I replaced my covering boards then glassed over them. To shim the stanchions I bolted them to the boat, shimed them proper, then syringed high density filler under them.Once the filler kicked I removed the stanchion, filled in with more filler. Next I took a one inch Forstner bit and drilled down each bolt hole, through the shim, glass and covering board. I then filled this hole with high density filler. Then I faird. Awlgriped the boat and bolted the stanchions down. This method I think eliminates the risk of stanchions leaking and covering boards rotting, as well as the risk that a hard blow would crush the wood under the shim and cause the stanchion to become lose and leak. matt
It’s fairly simple to cast an epoxy/vinylester/polyester base for things. The West System’s manual has a good description with pictures of the process. Works for winches, cleats, stanchions, etc. And it’s integral to the boat, so it can’t be crushed or moved, etc.
West System Manual:
I’ve also attached a picture of that section of the manual.
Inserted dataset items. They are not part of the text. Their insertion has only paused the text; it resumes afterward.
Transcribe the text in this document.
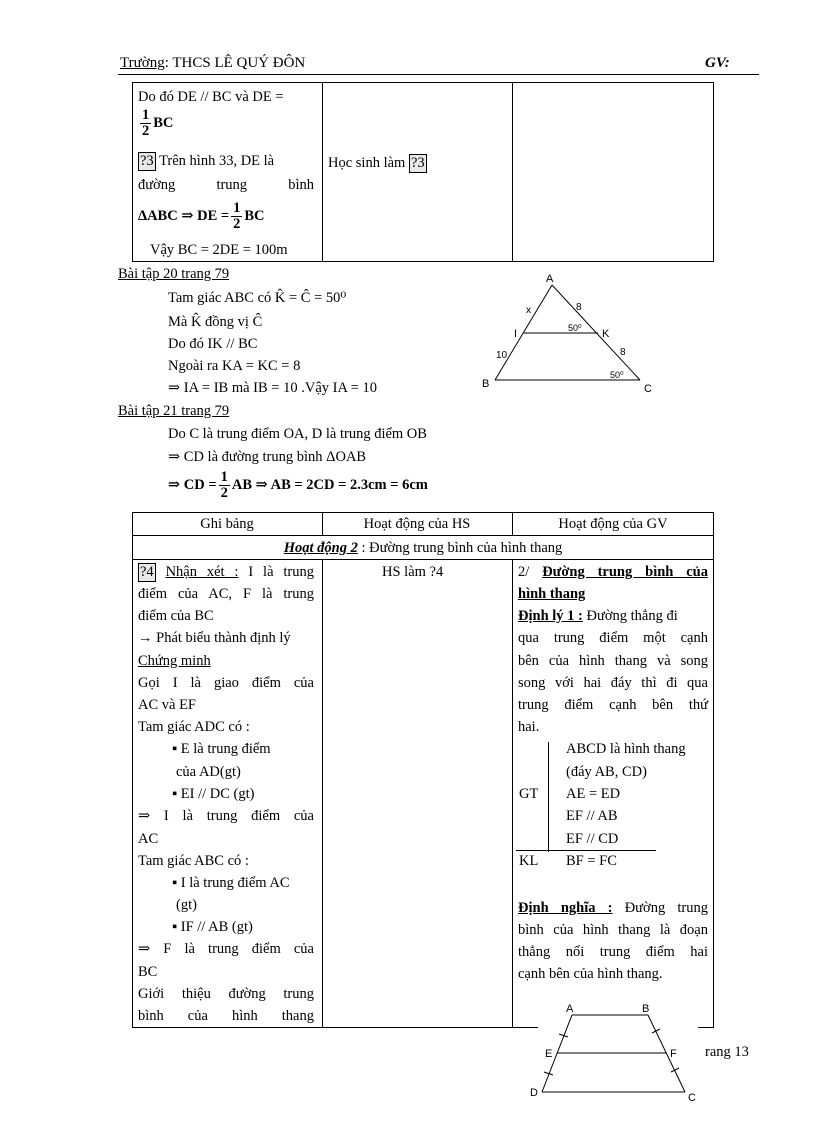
Trường: THCS LÊ QUÝ ĐÔN	GV:
Do đó DE // BC và DE =
$\frac{1}{2}$ BC
?3 Trên hình 33, DE là
đường trung bình
ΔABC ⇒ DE = $\frac{1}{2}$ BC
Vậy BC = 2DE = 100m
Học sinh làm ?3
Bài tập 20 trang 79
Tam giác ABC có K̂ = Ĉ = 50⁰
Mà K̂ đồng vị Ĉ
Do đó IK // BC
Ngoài ra KA = KC = 8
⇒ IA = IB mà IB = 10 .Vậy IA = 10
A
B	C
I	K
x	8
8
10
50⁰
50⁰
Bài tập 21 trang 79
Do C là trung điểm OA, D là trung điểm OB
⇒ CD là đường trung bình ΔOAB
⇒ CD = $\frac{1}{2}$ AB ⇒ AB = 2CD = 2.3cm = 6cm
Ghi bảng	Hoạt động của HS	Hoạt động của GV
Hoạt động 2 : Đường trung bình của hình thang
?4 Nhận xét : I là trung
điểm của AC, F là trung
điểm của BC
→ Phát biểu thành định lý
Chứng minh
Gọi I là giao điểm của
AC và EF
Tam giác ADC có :
▪ E là trung điểm
của AD(gt)
▪ EI // DC (gt)
⇒ I là trung điểm của
AC
Tam giác ABC có :
▪ I là trung điểm AC
(gt)
▪ IF // AB (gt)
⇒ F là trung điểm của
BC
Giới thiệu đường trung
bình của hình thang
HS làm ?4	2/ Đường trung bình của
hình thang
Định lý 1 : Đường thẳng đi
qua trung điểm một cạnh
bên của hình thang và song
song với hai đáy thì đi qua
trung điểm cạnh bên thứ
hai.
GT
ABCD là hình thang
(đáy AB, CD)
AE = ED
EF // AB
EF // CD
KL BF = FC
Định nghĩa : Đường trung
bình của hình thang là đoạn
thẳng nối trung điểm hai
cạnh bên của hình thang.
rang 13
A	B
C
D
E	F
Matt, where did you find your stanchions? Those look like what Lanny is looking for.
I read with keen interest Matt’s explanation of how to integrate the covering board into the deck. I want to do the exact same thing and the timing on the thread and the comments and the images was perfect.
One question though… How long does it take to do one or all of the boards? I’m really pressed for time and am looking for solutions.
I’m considering creating molds from the existing 16 covering boards, something I can do at home… I considered plaster, but am not confident given the water content.